Les JDS


L’association des « Juristes Démocrates de Suisse (JDS) » (Juristes progressistes) s’est donné pour
objectif de contribuer à la démocratisation du droit et de la société, ainsi que
de développer – ce qui inclut aussi de défendre – la protection juridique des
personnes.

De nombreux obstacles ont été dressés sur la voie que les JDS s’étaient
promis de suivre. Fort heureusement, ils ont réussi, au cours des 30 dernières
années, à contourner l’un ou l’autre de ces obstacles, à défendre victorieusement
un droit ou même à le développer. Cela dit, on retrouve dans la justice
les même problèmes que dans le reste du monde social et politique : les succès
sont rares et l’histoire se répète malheureusement trop souvent. C’est ainsi
que les JDS – et tous ceux, avec eux, qui sont concernés – se retrouvent maintenant
encore devant de lourdes tâches : il s’agit, une fois de plus, de défendre
l’accès pour tous au Tribunal fédéral.
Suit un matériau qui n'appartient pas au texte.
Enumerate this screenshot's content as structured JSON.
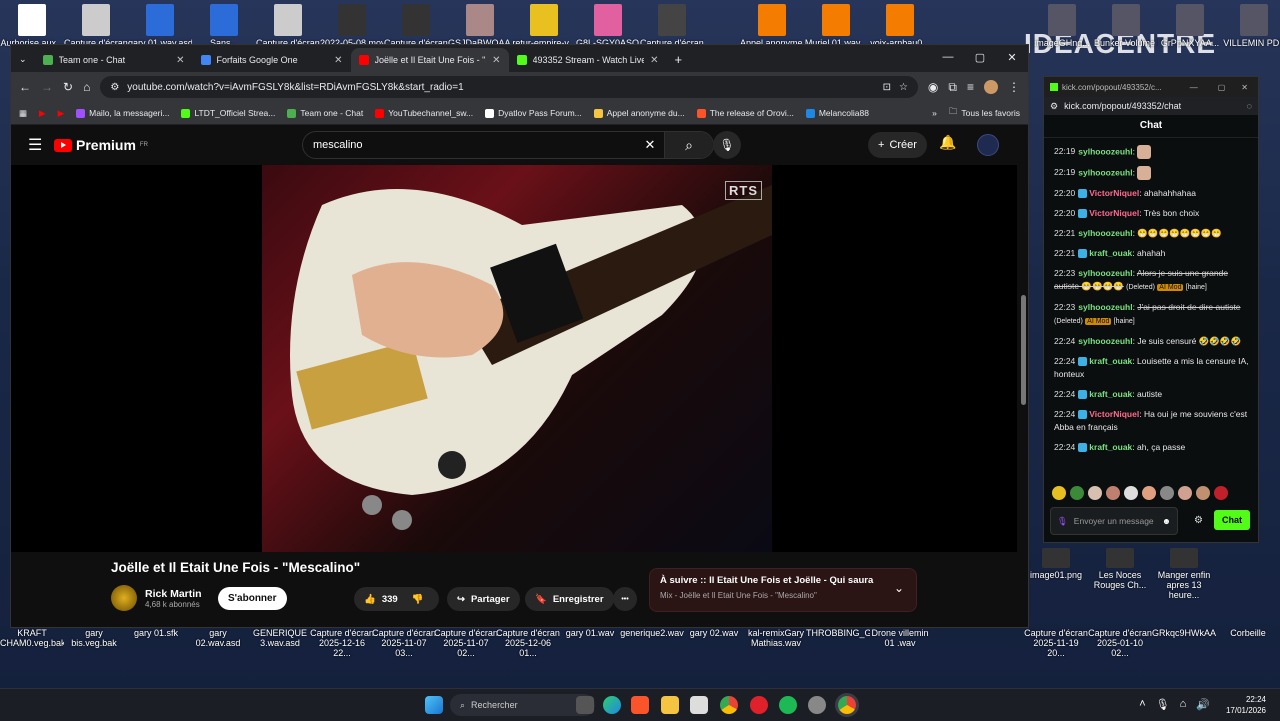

Il faut défendre certains droits
fondamentaux comme le droit à l’asile ou le droit d’être libre de toute surveillance
étatique, et empêcher que l’Etat ne délègue de plus en plus les
problèmes de politique sociale à la justice – et à la police. Le démantèlement
de la protection juridique, que l’on retrouve dans différents domaines, doit
être stoppé et les droits de la défense conquis de haute lutte protégés.
Les JDS forment une association certainement trop petite pour être d’une
immense efficacité. Leur force ne repose pas dans leur nombre, mais dans la
capacité de chacun de ses membres, à partir d’une position politique claire, à
se mettre en réseau avec d’autres organismes, à donner des impulsions
précieuses dans ce réseau de mouvements politiques et sociaux, ainsi qu’à se
mêler avec entêtement à des activités sur lesquelles d’autres ferment les
yeux : pour l’égalité, contre toute discrimination, pour le droit d’accès à la
justice, contre les durcissements dans le droit d’asile et dans l’exécution des
peines.

Et ainsi de suite.

Les membres des JDS peuvent se reposer sur une structure politique en
laquelle ils peuvent avoir confiance. Depuis 30 ans. Et aussi à l’avenir.
Catherine Weber, responsable JDS 1998 - 2011

Une pratique humaniste du droit:
trois décennies de luttes, l'histoire des JDS/AJP

L'Association des Juristes progressistes de Genève (AJP) aurait été
fondée en 1970, selon un document interne rédigé en 1987. Les mémoires
des pionniers sont quant à elles réticentes à faire un compte exact des
années. Il semble en tout cas possible d'affirmer que des juristes de
gauche se réunissaient régulièrement à Genève dès le début des années
septante.

Alexandre Berenstein et Jean Vincent en furent parmi les inspirateurs et
les premiers membres comptèrent, parmi les plus connus, Bernard Ziegler,
Christian Grobet, Bernard Bertossa, Christiane Brunner, Nils de Dardel
et Rudolf Schaller.Née des projets sociaux et politiques de la fin des
années soixante, l'AJP avait pour buts premiers «d'élaborer et de
promouvoir des réformes légales et d'organisation de la justice» et de
défendre «les droits et libertés démocratiques pour les justiciables et
les membres des organisations juridiques» (statuts de 1975). Toutes les
compétences étaient dès lors requises, et les fondateurs de l'AJP,
également soucieux de se démarquer de groupements corporatistes, ouvrent
l'association aux avocats, juristes, magistrats et étudiants. Les
statuts de 1981 soulignent encore davantage la nécessité de «rompre avec
une vision statique et conservatrice du droit et de développer des
pratiques professionnelles alternatives», de «collaborer aux mouvements
sociaux et aux organisations syndicales» et de «promouvoir des réformes
législatives qui soient dans l'intérêt des justiciables les plus
défavorisés». Ces buts demeurent semblables dans les statuts actuels.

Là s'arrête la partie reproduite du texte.